1969 seçimlerinde parlementoya giren Necmettin Erbakan ve 17 arkadaşı tarafından kurulan Milli Nizam Partisi, (İsmet Özel’in “aynı tezek, ortasından at arabası geçmiş” diye tanımladığı) birbirinin kontrastı olan iki partili sistemi bozmuştu. Siyasetin polis’in işleyişinin sekteye uğratılması ve hesaba katılmamışların payının gündeme getirilmesi şeklindeki tanımını kabul edecek olursak, Erbakan’ın tamamen siyasi bir ortaya çıkışla İslamcılığı bir alternatif olarak gündeme getirdiğini söyleyebiliriz. 1961’de TİP’in yakaladığı istisnai “siyasi an” gibi. Her ne kadar “ağır sanayi hamlesi” gibi bugünkü gözü dönmüş kalkınmacılığın kökenlerini oluşturan eklektik söylemler içerse de “adil düzen”i vaat eden, emperyalizme karşı mücadeleyi öne çıkaran, zulmün bitip İslam’ın geleceğini cesurca ilan eden ve dinamizmini buradan alan bir siyasal gelenekti Milli Görüş. 1969’da oyunu bozan İslamcı “sapma”nın nihai sonunu, Başbakan balkon konuşmasında Menderes ve Özal’ı anıp Erbakan’ı zikretmeyerek açıkça ilân etti. Mehmet Sacit anılarında, insanların Erbakan’ın rakamlarla dolu konuşmalarını gözleri hayranlıkla dolarak seyrettiklerini söylüyordu. Bugünkü bitmez tükenmez rakamlardan, yüzdelerden, para miktarlarından geçilmeyen konuşmasına bakarak Tayyip Erdoğan’ın, hocasının yolunu en azından retorik olarak sürdürdüğünü söyleyebiliriz. AKP’nin ekonomik hedefleri:
– Bankalarımızın güçlü sermaye yapısı ile çalışmasını sağlayacağız.
– Fiyat istikrarını sürdürmek ve sağlamak para politikamızın temel amacıdır.
– İstanbul’un küresel finans merkezi olması için çalışacağız. 2023 yılında dünyanın en önemli 10 finans merkezi içinde yer almasını hedefliyoruz.

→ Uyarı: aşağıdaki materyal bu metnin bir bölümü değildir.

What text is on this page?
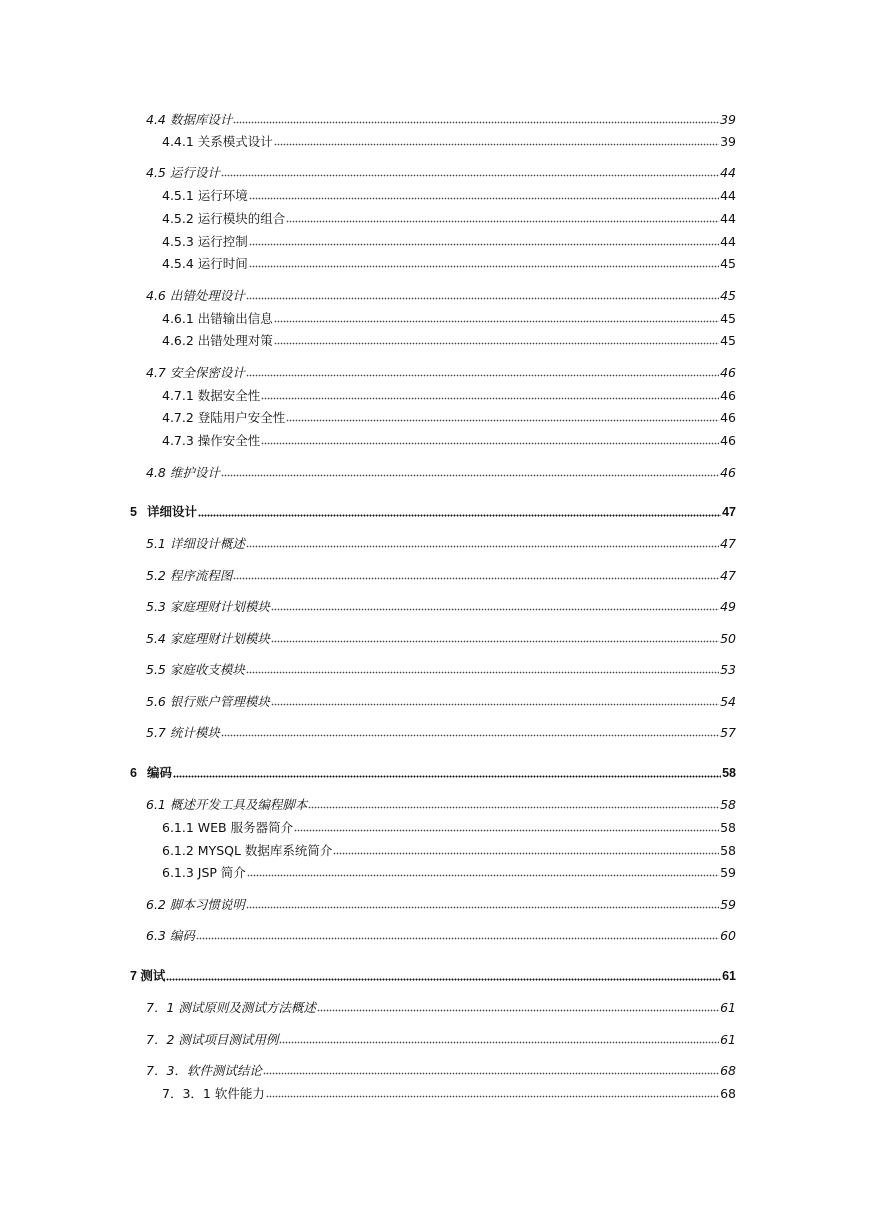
4.4 数据库设计	39
4.4.1 关系模式设计	39
4.5 运行设计	44
4.5.1 运行环境	44
4.5.2 运行模块的组合	44
4.5.3 运行控制	44
4.5.4 运行时间	45
4.6 出错处理设计	45
4.6.1 出错输出信息	45
4.6.2 出错处理对策	45
4.7 安全保密设计	46
4.7.1 数据安全性	46
4.7.2 登陆用户安全性	46
4.7.3 操作安全性	46
4.8 维护设计	46
5 详细设计	47
5.1 详细设计概述	47
5.2 程序流程图	47
5.3 家庭理财计划模块	49
5.4 家庭理财计划模块	50
5.5 家庭收支模块	53
5.6 银行账户管理模块	54
5.7 统计模块	57
6 编码	58
6.1 概述开发工具及编程脚本	58
6.1.1 WEB 服务器简介	58
6.1.2 MYSQL 数据库系统简介	58
6.1.3 JSP 简介	59
6.2 脚本习惯说明	59
6.3 编码	60
7 测试	61
7．1 测试原则及测试方法概述	61
7．2 测试项目测试用例	61
7．3．软件测试结论	68
7．3．1 软件能力	68
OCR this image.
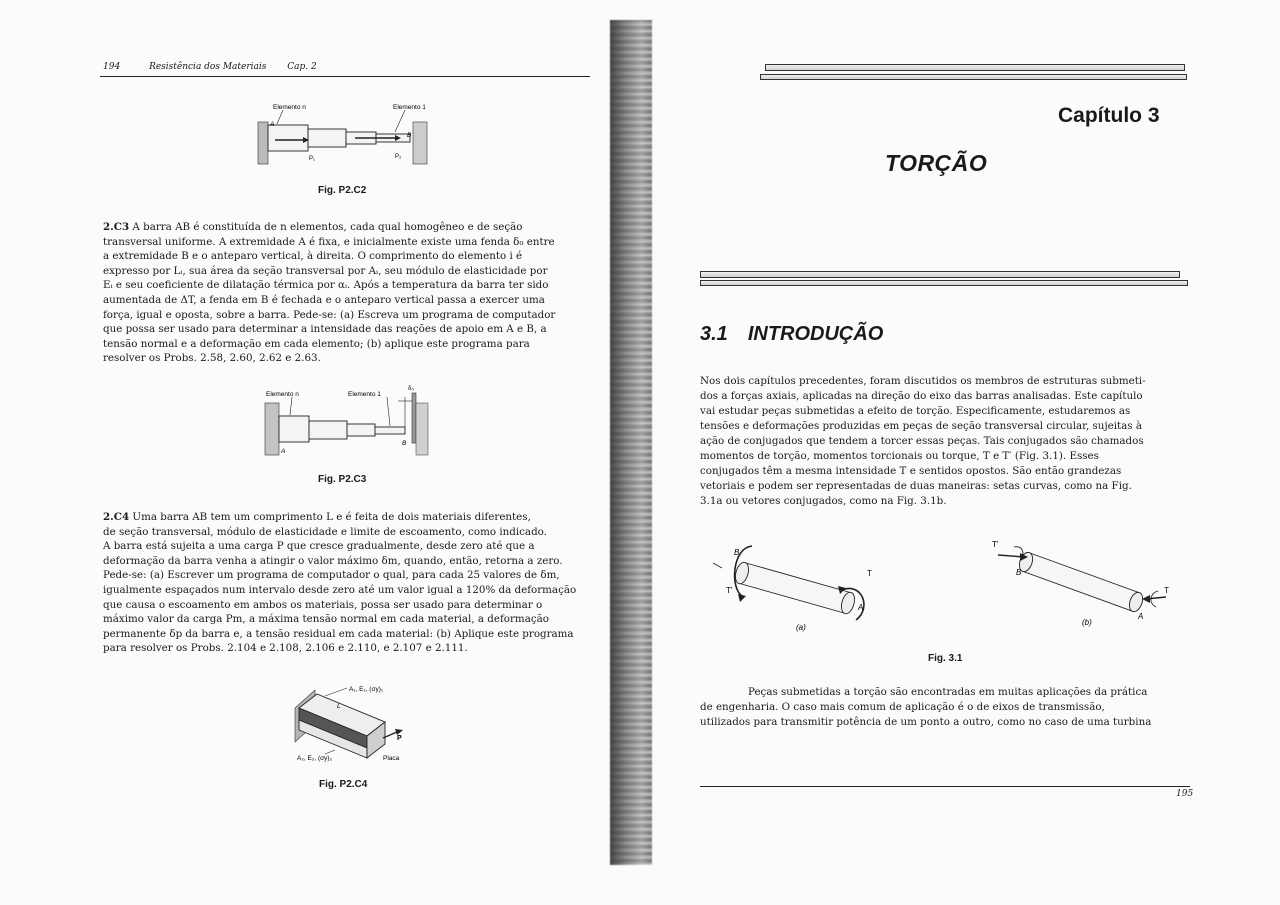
194	Resistência dos Materiais Cap. 2
Elemento n	Elemento 1
A
B
P₁	P₂
Fig. P2.C2
2.C3 A barra AB é constituída de n elementos, cada qual homogêneo e de seção
transversal uniforme. A extremidade A é fixa, e inicialmente existe uma fenda δ₀ entre
a extremidade B e o anteparo vertical, à direita. O comprimento do elemento i é
expresso por Lᵢ, sua área da seção transversal por Aᵢ, seu módulo de elasticidade por
Eᵢ e seu coeficiente de dilatação térmica por αᵢ. Após a temperatura da barra ter sido
aumentada de ΔT, a fenda em B é fechada e o anteparo vertical passa a exercer uma
força, igual e oposta, sobre a barra. Pede-se: (a) Escreva um programa de computador
que possa ser usado para determinar a intensidade das reações de apoio em A e B, a
tensão normal e a deformação em cada elemento; (b) aplique este programa para
resolver os Probs. 2.58, 2.60, 2.62 e 2.63.
Elemento n	Elemento 1
δ₀
A
B
Fig. P2.C3
2.C4 Uma barra AB tem um comprimento L e é feita de dois materiais diferentes,
de seção transversal, módulo de elasticidade e limite de escoamento, como indicado.
A barra está sujeita a uma carga P que cresce gradualmente, desde zero até que a
deformação da barra venha a atingir o valor máximo δm, quando, então, retorna a zero.
Pede-se: (a) Escrever um programa de computador o qual, para cada 25 valores de δm,
igualmente espaçados num intervalo desde zero até um valor igual a 120% da deformação
que causa o escoamento em ambos os materiais, possa ser usado para determinar o
máximo valor da carga Pm, a máxima tensão normal em cada material, a deformação
permanente δp da barra e, a tensão residual em cada material: (b) Aplique este programa
para resolver os Probs. 2.104 e 2.108, 2.106 e 2.110, e 2.107 e 2.111.
A₁, E₁, (σy)₁
L
P
A₂, E₂, (σy)₂	Placa
Fig. P2.C4
Capítulo 3
TORÇÃO
3.1 INTRODUÇÃO
Nos dois capítulos precedentes, foram discutidos os membros de estruturas submeti-
dos a forças axiais, aplicadas na direção do eixo das barras analisadas. Este capítulo
vai estudar peças submetidas a efeito de torção. Especificamente, estudaremos as
tensões e deformações produzidas em peças de seção transversal circular, sujeitas à
ação de conjugados que tendem a torcer essas peças. Tais conjugados são chamados
momentos de torção, momentos torcionais ou torque, T e T′ (Fig. 3.1). Esses
conjugados têm a mesma intensidade T e sentidos opostos. São então grandezas
vetoriais e podem ser representadas de duas maneiras: setas curvas, como na Fig.
3.1a ou vetores conjugados, como na Fig. 3.1b.
B
T′
T
A
(a)
T′
B
T
A
(b)
Fig. 3.1
Peças submetidas a torção são encontradas em muitas aplicações da prática
de engenharia. O caso mais comum de aplicação é o de eixos de transmissão,
utilizados para transmitir potência de um ponto a outro, como no caso de uma turbina
195
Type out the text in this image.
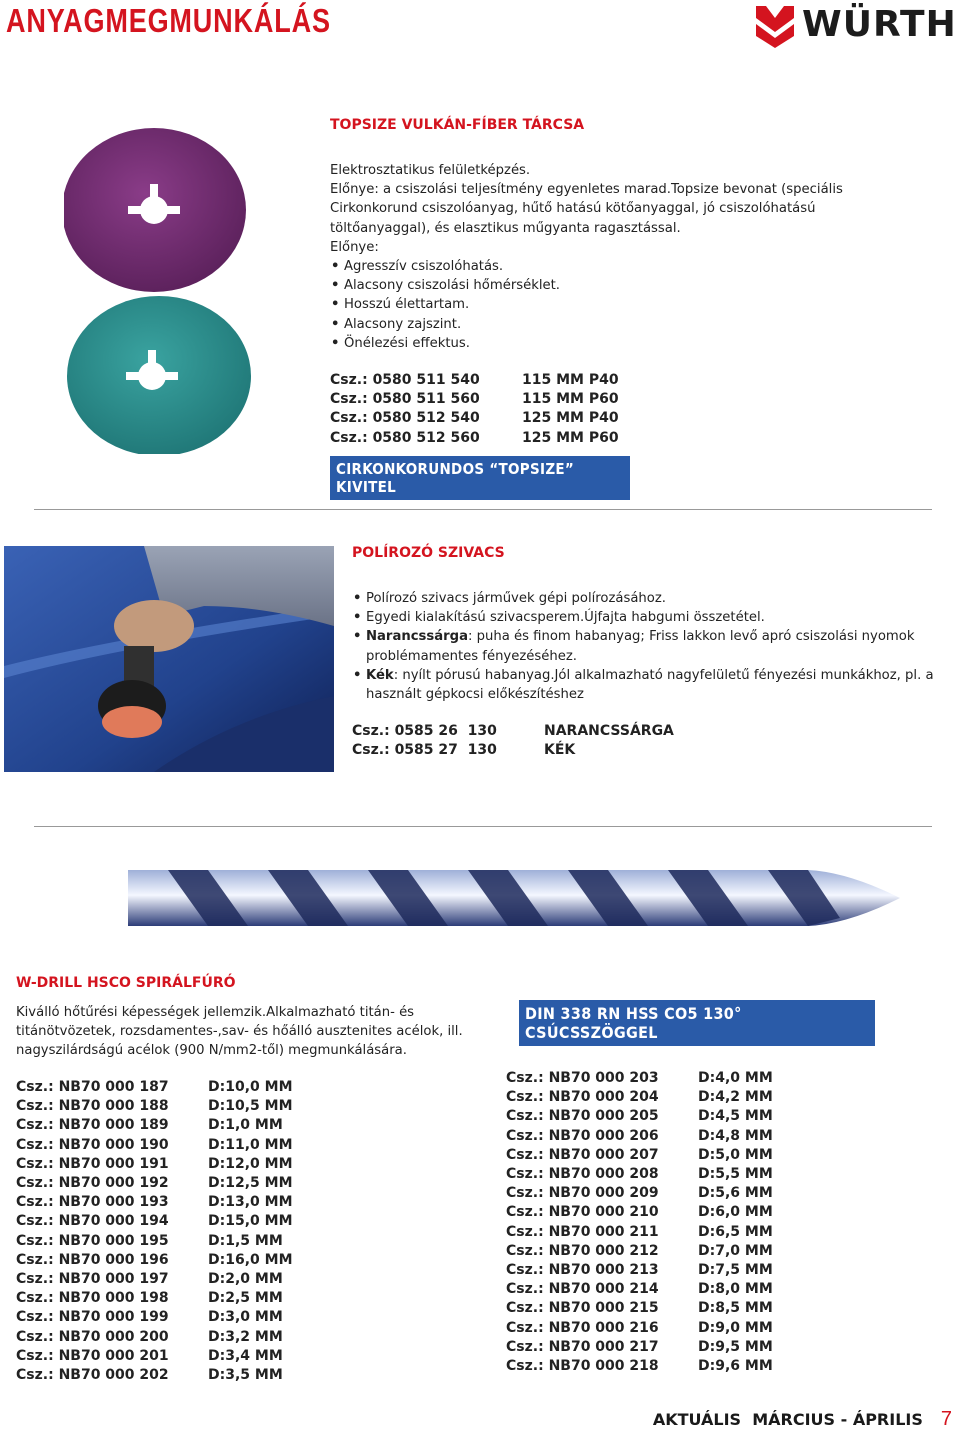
ANYAGMEGMUNKÁLÁS	WÜRTH
TOPSIZE VULKÁN-FÍBER TÁRCSA
Elektrosztatikus felületképzés.
Előnye: a csiszolási teljesítmény egyenletes marad.Topsize bevonat (speciális Cirkonkorund csiszolóanyag, hűtő hatású kötőanyaggal, jó csiszolóhatású töltőanyaggal), és elasztikus műgyanta ragasztással.
Előnye:
• Agresszív csiszolóhatás.
• Alacsony csiszolási hőmérséklet.
• Hosszú élettartam.
• Alacsony zajszint.
• Önélezési effektus.
Csz.: 0580 511 540	115 MM P40
Csz.: 0580 511 560	115 MM P60
Csz.: 0580 512 540	125 MM P40
Csz.: 0580 512 560	125 MM P60
CIRKONKORUNDOS “TOPSIZE” KIVITEL
POLÍROZÓ SZIVACS
• Polírozó szivacs járművek gépi polírozásához.
• Egyedi kialakítású szivacsperem.Újfajta habgumi összetétel.
• Narancssárga: puha és finom habanyag; Friss lakkon levő apró csiszolási nyomok problémamentes fényezéséhez.
• Kék: nyílt pórusú habanyag.Jól alkalmazható nagyfelületű fényezési munkákhoz, pl. a használt gépkocsi előkészítéshez
Csz.: 0585 26  130	NARANCSSÁRGA
Csz.: 0585 27  130	KÉK
W-DRILL HSCO SPIRÁLFÚRÓ
Kiválló hőtűrési képességek jellemzik.Alkalmazható titán- és titánötvözetek, rozsdamentes-,sav- és hőálló ausztenites acélok, ill. nagyszilárdságú acélok (900 N/mm2-től) megmunkálására.
DIN 338 RN HSS CO5 130° CSÚCSSZÖGGEL
Csz.: NB70 000 187	D:10,0 MM
Csz.: NB70 000 188	D:10,5 MM
Csz.: NB70 000 189	D:1,0 MM
Csz.: NB70 000 190	D:11,0 MM
Csz.: NB70 000 191	D:12,0 MM
Csz.: NB70 000 192	D:12,5 MM
Csz.: NB70 000 193	D:13,0 MM
Csz.: NB70 000 194	D:15,0 MM
Csz.: NB70 000 195	D:1,5 MM
Csz.: NB70 000 196	D:16,0 MM
Csz.: NB70 000 197	D:2,0 MM
Csz.: NB70 000 198	D:2,5 MM
Csz.: NB70 000 199	D:3,0 MM
Csz.: NB70 000 200	D:3,2 MM
Csz.: NB70 000 201	D:3,4 MM
Csz.: NB70 000 202	D:3,5 MM
Csz.: NB70 000 203	D:4,0 MM
Csz.: NB70 000 204	D:4,2 MM
Csz.: NB70 000 205	D:4,5 MM
Csz.: NB70 000 206	D:4,8 MM
Csz.: NB70 000 207	D:5,0 MM
Csz.: NB70 000 208	D:5,5 MM
Csz.: NB70 000 209	D:5,6 MM
Csz.: NB70 000 210	D:6,0 MM
Csz.: NB70 000 211	D:6,5 MM
Csz.: NB70 000 212	D:7,0 MM
Csz.: NB70 000 213	D:7,5 MM
Csz.: NB70 000 214	D:8,0 MM
Csz.: NB70 000 215	D:8,5 MM
Csz.: NB70 000 216	D:9,0 MM
Csz.: NB70 000 217	D:9,5 MM
Csz.: NB70 000 218	D:9,6 MM
AKTUÁLIS  MÁRCIUS - ÁPRILIS 7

– Dalgalı döviz kuru rejimi uygulamasını sürdüreceğiz.
– IMF’ye borcumuz 23.5 milyar dolar’dan 4.7 milyar dolara indi.
– Enflasyon düşerken de büyüyebileceğimizi gösterdik. 9 yılda avrupa ile türkiye arasındaki refah farkı kapandı.
– Cari açığı düşürmek ve enerjide dışa bağımlılığı azaltmak için yenilenebilir ve nükleer enerji projeleri sürecek.
– Özel sektörün TL üzerinden borçlanmasını teşvik edeceğiz.
– Avrupa standartlarına uygun bir çalışma hayatının geliştirmek için çalışıyoruz.
– Etkin dış ticaret politikası uygulayacağız.
– Teşvik sisteminin güçlendirerek iç üretimi artıracağız.
– Nüfusu 750 bin’den fazla olan illerde büyükşehir belediyesi kuracağız.
– Sanayide uzun dönemli vizyonumuz Avrasya’nın üretim üssü olmaktır.